We can participate in the fellowship in which God has included us in Christ, or we can resist it (God grants us freedom to choose). But either way, the relationship that includes us exists in Christ between God and all humanity. The stunning truth is that God, in grace, has "accepted" us "in the beloved" (Ephesians 1:6, KJV). In that sense, all humanity is elect and saved in Christ ("the beloved" of the Father). It is not therefore a question of losing one's salvation, but a question of participating in the salvation we already have. If we don't participate in it, it is akin to not having it, and in that spirit, we cannot enjoy the fruit of it. But we do have it, whether we participate in it or not.
It helps to stop thinking of salvation as a sort of moment-in-time reward that can be won and lost, and start thinking of salvation as being in loving fellowship with the God who made us, sustains us, loves us and dwells in us.
In other words, salvation isn't something we "have," per se; it is something we participate in. Maybe we could compare it to "having" electricity, but to have it is meaningless unless you plug in a light or an appliance and actually use the electricity. Not the best analogy, but I trust you see what I mean.
To not remain in Christ is to not participate with Christ through the Spirit in the Father. That participation is what salvation is. So to not participate in it is like not having it. We participate in faith, trusting Christ to be for us who he says he is for us. The Spirit works in us, transforming us into the image of Christ. The Spirit also works to bring us back when we stray, because God is always faithful in his love for us even when we are not faithful. So from God's side, Christ came into the world not to condemn the world, but to save it, and that is what he did—save it.
From our side, we can trust him and participate in that salvation, or we can refuse to trust him and ignore or resist that salvation, which means to ignore or resist our fellowship with him. Either way, God saved us in Christ, but only if we embrace that grace can we participate in the joy of knowing God - our experience of his salvation that is assured and thus secure in Christ.
The above mentioned passages in Hebrews 6 and 10 warn Christians (believers) who are participating in this salvation in Jesus, not to turn away ("fall away") from that participation in unbelief. To do so has serious consequences. The strong admonition,therefore, is to "hold unswervingly to the hope we profess, for he who promised is faithful” (10:23). The goal of the author is to spur believers on to greater participation through love and faith (v24). He is optimistic about their response, for he says that these people “are not of those who shrink back and are destroyed, but of those who believe and are saved” (v39).

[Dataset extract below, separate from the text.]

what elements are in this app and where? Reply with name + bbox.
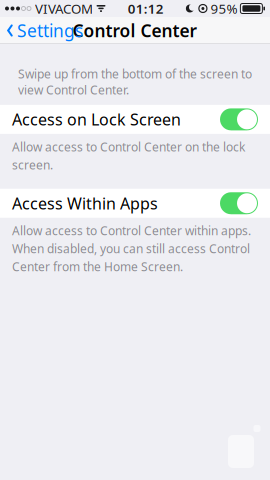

The Bible affirms that all who participate, through faith, in the salvation that is theirs in Jesus Christ are "safe" (saved), and nothing "can snatch them out of his hand.” The gospel emphasizes the infinite faithfulness of Jesus Christ, and his total sufficiency for our salvation. Thus there is every reason for us to have a sense of assurance, and every reason to confidently invite non-believers to receive (subjectively/personally) what is already theirs (objectively/universally) in Jesus.
We need not worry about our salvation, asking, “What if I fail? " The fact of the matter is that already we have failed. Jesus is the one who saves us, and he doesn't fail. Can we fail to accept him? Yes, but even here we can trust him to do his work - to share with us his faith (see Galatians 2:20, KJV). Trusting in Jesus, we have joy, not fear. We have peace, not anxiety.